Esses são os padrões do Gangnam Beauty, termo que se refere às mulheres sul-coreanas que passam por diversas cirurgias para atingir seu ideal estético. No livro Beyond Whiteness: Perspectives on the Rise of the Pan-Asian Beauty Ideal, os autores Jeaney Yip, Susan Ainsworth e Miles Tycho Hugh apontam que este cânone, dominado pela pele branca mais característica dos caucasianos do que dos coreanos, é uma mistura de Traços europeus e orientais que reflectem a mudança na relação entre a Ásia e o Ocidente. “O ideal pan-asiático emerge numa economia de produção visual como um marcador do cosmopolitismo [...], o que não foi alcançado pela associação com o Ocidente, mas através da incorporação estratégica de elementos europeus num olhar predominantemente asiático, por uma questão de de fazer com que pareça mais mundano”, explicam os autores em um e-mail conjunto.
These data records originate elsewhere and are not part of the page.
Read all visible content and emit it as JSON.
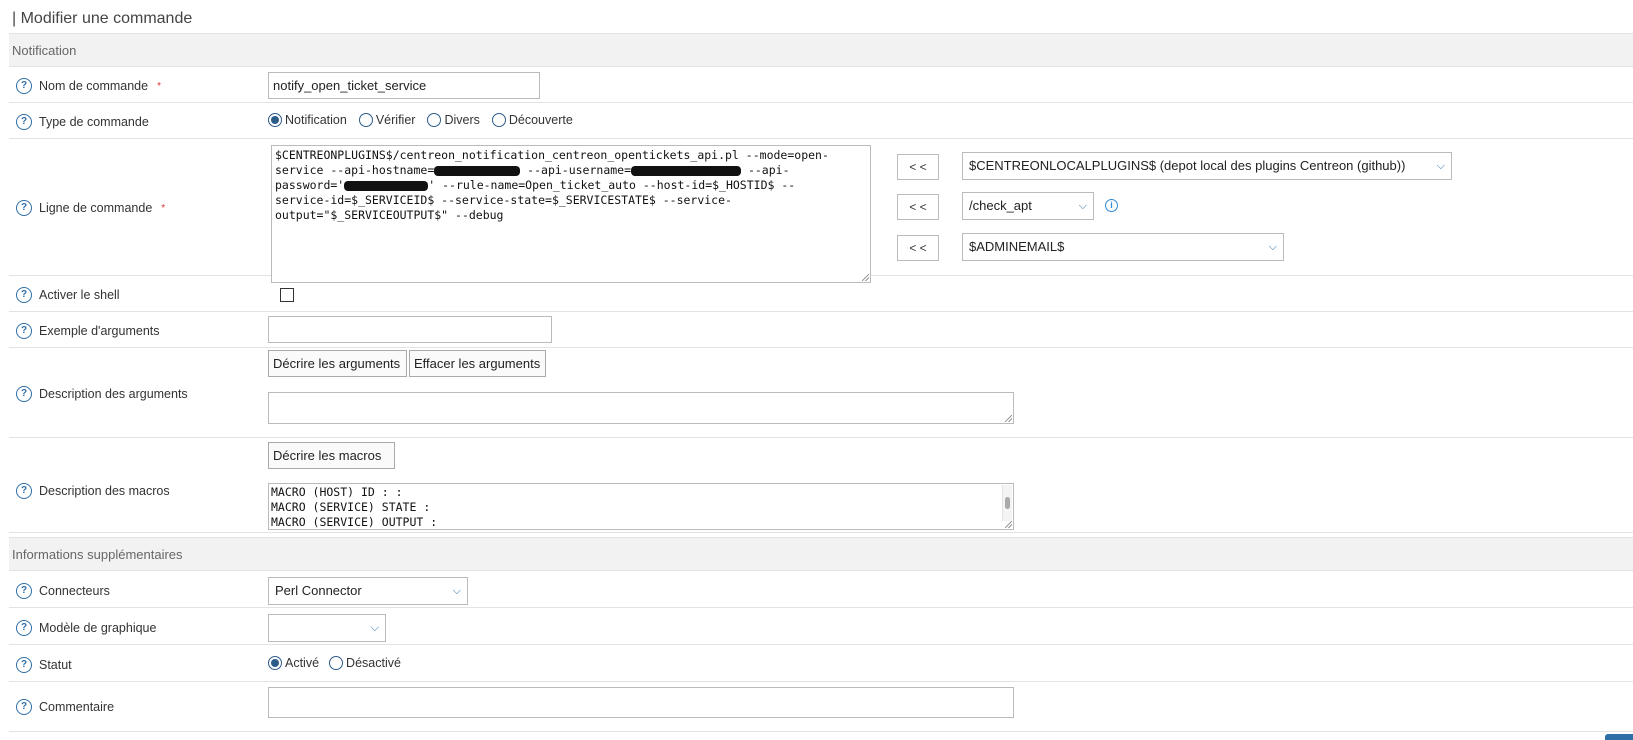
{
  "page": {
    "title": "| Modifier une commande"
  },
  "sections": {
    "notification": "Notification",
    "additional": "Informations supplémentaires"
  },
  "fields": {
    "command_name": {
      "label": "Nom de commande",
      "value": "notify_open_ticket_service"
    },
    "command_type": {
      "label": "Type de commande",
      "options": [
        "Notification",
        "Vérifier",
        "Divers",
        "Découverte"
      ],
      "selected": "Notification"
    },
    "command_line": {
      "label": "Ligne de commande",
      "line1": "$CENTREONPLUGINS$/centreon_notification_centreon_opentickets_api.pl --mode=open-",
      "line2a": "service --api-hostname=",
      "line2b": " --api-username=",
      "line2c": " --api-",
      "line3a": "password='",
      "line3b": "' --rule-name=Open_ticket_auto --host-id=$_HOSTID$ --",
      "line4": "service-id=$_SERVICEID$ --service-state=$_SERVICESTATE$ --service-",
      "line5": "output=\"$_SERVICEOUTPUT$\" --debug"
    },
    "insert_button": "< <",
    "plugin_dir_select": "$CENTREONLOCALPLUGINS$ (depot local des plugins Centreon (github))",
    "plugin_select": "/check_apt",
    "macro_select": "$ADMINEMAIL$",
    "enable_shell": {
      "label": "Activer le shell"
    },
    "argument_example": {
      "label": "Exemple d'arguments",
      "value": ""
    },
    "argument_description": {
      "label": "Description des arguments",
      "describe_button": "Décrire les arguments",
      "clear_button": "Effacer les arguments"
    },
    "macro_description": {
      "label": "Description des macros",
      "describe_button": "Décrire les macros",
      "text": "MACRO (HOST) ID : :\nMACRO (SERVICE) STATE :\nMACRO (SERVICE) OUTPUT :"
    },
    "connectors": {
      "label": "Connecteurs",
      "value": "Perl Connector"
    },
    "graph_template": {
      "label": "Modèle de graphique",
      "value": ""
    },
    "status": {
      "label": "Statut",
      "options": [
        "Activé",
        "Désactivé"
      ],
      "selected": "Activé"
    },
    "comment": {
      "label": "Commentaire",
      "value": ""
    }
  },
  "icons": {
    "help": "?",
    "info": "i",
    "chevron": "⌵"
  }
}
O cânone pan-asiático também se cruza com o chamado rosto do Instagram. No ensaio de 2019, “The Age of Instagram Face” publicado na The New Yorker, Jia Tolentino descreve esse visual como um modelo de características etnicamente ambíguas, construído por filtros e cirurgia estética. É um rosto jovem, com pele sem poros, olhos redondos, nariz pequeno, lábios carnudos, maçãs do rosto salientes e queixo forte. Neste modelo, os cirurgiões esculpem, muitas vezes sob demanda, o ideal estético do nosso tempo.